Gerechterweise muss man sagen, dass es Frauen gibt, die in die Hörigkeit eintauchen und wieder auftauchen, wie es ihnen gefällt – aber da verbietet sich im Grund genommen das Wort „Hörigkeit“, weil sie ein Spiel daraus machen. „Ich führe eben ein Dreifachleben“, sagte mir eine weibliche Führungskraft in einer süddeutschen Firma. „Hier bin ich die starke, unnachgiebige Personalchefin, bei meinem Mann die treu sorgende Ehefrau und bei meinem Freund die willfährige Sklavin“. Doch beim Wort „Sklavin“ entspannt sich ihr Gesicht. „Ich bin aber eher eine überraschende Sklavin“, lächelt sie verschämt. Der Unterschied wird deutlich: Sie kann in die Abhängigkeit kommen und gehen, wann und wie sie will. Über Sätze wie „Zu ihrem Selbstverständnis als Hörige gehört das Bewusstsein, immer und überall seine Sklavin zu sein, auch bei längerer Abwesenheit des Herrn“. Mir kommt dabei ein Satz in den Sinn, der aus einem Blues stammt: „Ich bin schon so lange deine Sklavin, wie ich deine Geliebte bin, aber bevor ich dein Hund werde, werde ich dich im Grab sehen“.
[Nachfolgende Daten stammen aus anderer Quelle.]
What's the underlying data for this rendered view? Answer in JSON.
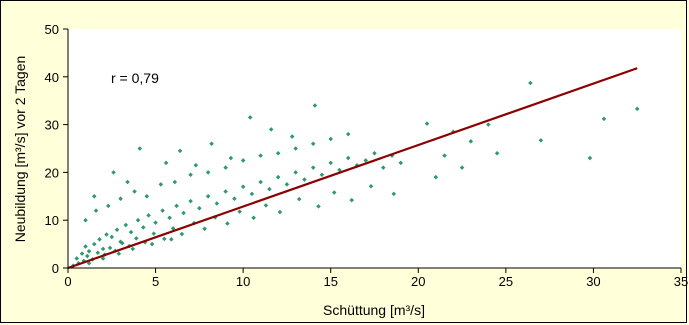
{
  "colors": {
    "background": "#ffffd9",
    "plot_area": "#ffffff",
    "points": "#2e9a6b",
    "trendline": "#8b0000",
    "axes": "#000000"
  },
  "chart_data": {
    "type": "scatter",
    "title": "",
    "xlabel": "Schüttung [m³/s]",
    "ylabel": "Neubildung [m³/s] vor 2 Tagen",
    "xlim": [
      0,
      35
    ],
    "ylim": [
      0,
      50
    ],
    "x_ticks": [
      0,
      5,
      10,
      15,
      20,
      25,
      30,
      35
    ],
    "y_ticks": [
      0,
      10,
      20,
      30,
      40,
      50
    ],
    "grid": false,
    "legend": "none",
    "annotation": "r = 0,79",
    "trendline": {
      "x": [
        0,
        32.5
      ],
      "y": [
        0,
        41.8
      ]
    },
    "series": [
      {
        "name": "",
        "type": "scatter",
        "x": [
          0.5,
          0.8,
          1.0,
          1.2,
          1.5,
          1.8,
          2.0,
          2.2,
          2.5,
          2.8,
          3.0,
          3.3,
          3.6,
          4.0,
          4.3,
          4.6,
          5.0,
          5.4,
          5.8,
          6.2,
          6.6,
          7.0,
          7.5,
          8.0,
          8.5,
          9.0,
          9.5,
          10.0,
          10.5,
          11.0,
          11.5,
          12.0,
          12.5,
          13.0,
          13.5,
          14.0,
          14.5,
          15.0,
          15.5,
          16.0,
          16.5,
          17.0,
          17.5,
          18.0,
          18.5,
          19.0,
          0.3,
          0.6,
          0.9,
          1.1,
          1.4,
          1.7,
          2.1,
          2.4,
          2.7,
          3.1,
          3.5,
          3.9,
          4.4,
          4.9,
          5.5,
          6.0,
          6.5,
          7.2,
          7.8,
          8.4,
          9.1,
          9.8,
          10.6,
          11.3,
          12.1,
          13.2,
          14.3,
          15.2,
          16.2,
          17.3,
          18.6,
          1.0,
          1.6,
          2.3,
          3.0,
          3.8,
          4.5,
          5.3,
          6.1,
          7.0,
          8.0,
          9.0,
          10.0,
          11.0,
          12.0,
          13.0,
          14.0,
          15.0,
          16.0,
          20.5,
          21.0,
          21.5,
          22.0,
          22.5,
          23.0,
          24.0,
          24.5,
          26.4,
          27.0,
          29.8,
          30.6,
          32.5,
          1.5,
          2.6,
          3.4,
          4.1,
          5.6,
          6.4,
          7.3,
          8.2,
          9.3,
          10.4,
          11.6,
          12.8,
          14.1,
          1.2,
          2.0,
          2.9,
          3.7,
          4.8,
          5.9
        ],
        "y": [
          2.0,
          3.0,
          4.5,
          3.5,
          5.0,
          6.0,
          4.0,
          7.0,
          6.5,
          8.0,
          5.5,
          9.0,
          7.5,
          10.0,
          8.5,
          11.0,
          9.5,
          12.0,
          10.5,
          13.0,
          11.5,
          14.0,
          12.5,
          15.0,
          13.5,
          16.0,
          14.5,
          17.0,
          15.5,
          18.0,
          16.5,
          19.0,
          17.5,
          20.0,
          18.5,
          21.0,
          19.5,
          22.0,
          20.5,
          23.0,
          21.5,
          22.5,
          24.0,
          21.0,
          23.5,
          22.0,
          0.5,
          1.0,
          1.5,
          2.5,
          1.8,
          3.2,
          2.8,
          4.2,
          3.6,
          5.2,
          4.6,
          6.2,
          5.4,
          7.2,
          6.1,
          8.3,
          7.1,
          9.4,
          8.2,
          10.6,
          9.3,
          11.8,
          10.5,
          13.1,
          11.7,
          14.4,
          12.9,
          15.8,
          14.2,
          17.1,
          15.5,
          10.0,
          12.0,
          13.0,
          14.5,
          16.0,
          15.0,
          17.5,
          18.0,
          19.5,
          20.0,
          21.0,
          22.5,
          23.5,
          24.0,
          25.0,
          26.0,
          27.0,
          28.0,
          30.2,
          19.0,
          23.5,
          28.5,
          21.0,
          26.5,
          30.0,
          24.0,
          38.7,
          26.7,
          23.0,
          31.2,
          33.3,
          15.0,
          20.0,
          18.0,
          25.0,
          22.0,
          24.5,
          21.5,
          26.0,
          23.0,
          31.5,
          29.0,
          27.5,
          34.0,
          1.0,
          2.0,
          3.0,
          4.0,
          5.0,
          6.0
        ]
      }
    ]
  }
}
Türen öffnen sich – Türen schließen sich. Wer in die sexuelle Abhängigkeit geht, und sich auch sonst zum Verfügungsobjekt seines Herrn macht, muss sich vergegenwärtigen, dass sich die Türen jederzeit schließen könnten. Das Schloss kann dabei mit einem Schlüssel verschlossen werden, mit einer elektronischen Schließvorrichtung oder mit einem Schlüssel im Hirn, der durch langjährige, subtile Gehirnwäsche dort eingepflanzt wurde.

Niemand ist davor gefeit, einmal durch die falsche Tür zu gehen, und es ist keine Schande, dies zu tun. Die Gefahr, den richtigen Zeitpunkt zu verpassen, um die Tür wieder zu öffnen, ist groß – so groß, dass ich davon abraten würde, die Türen zu suchen, hinter denen die Versklavung lauert.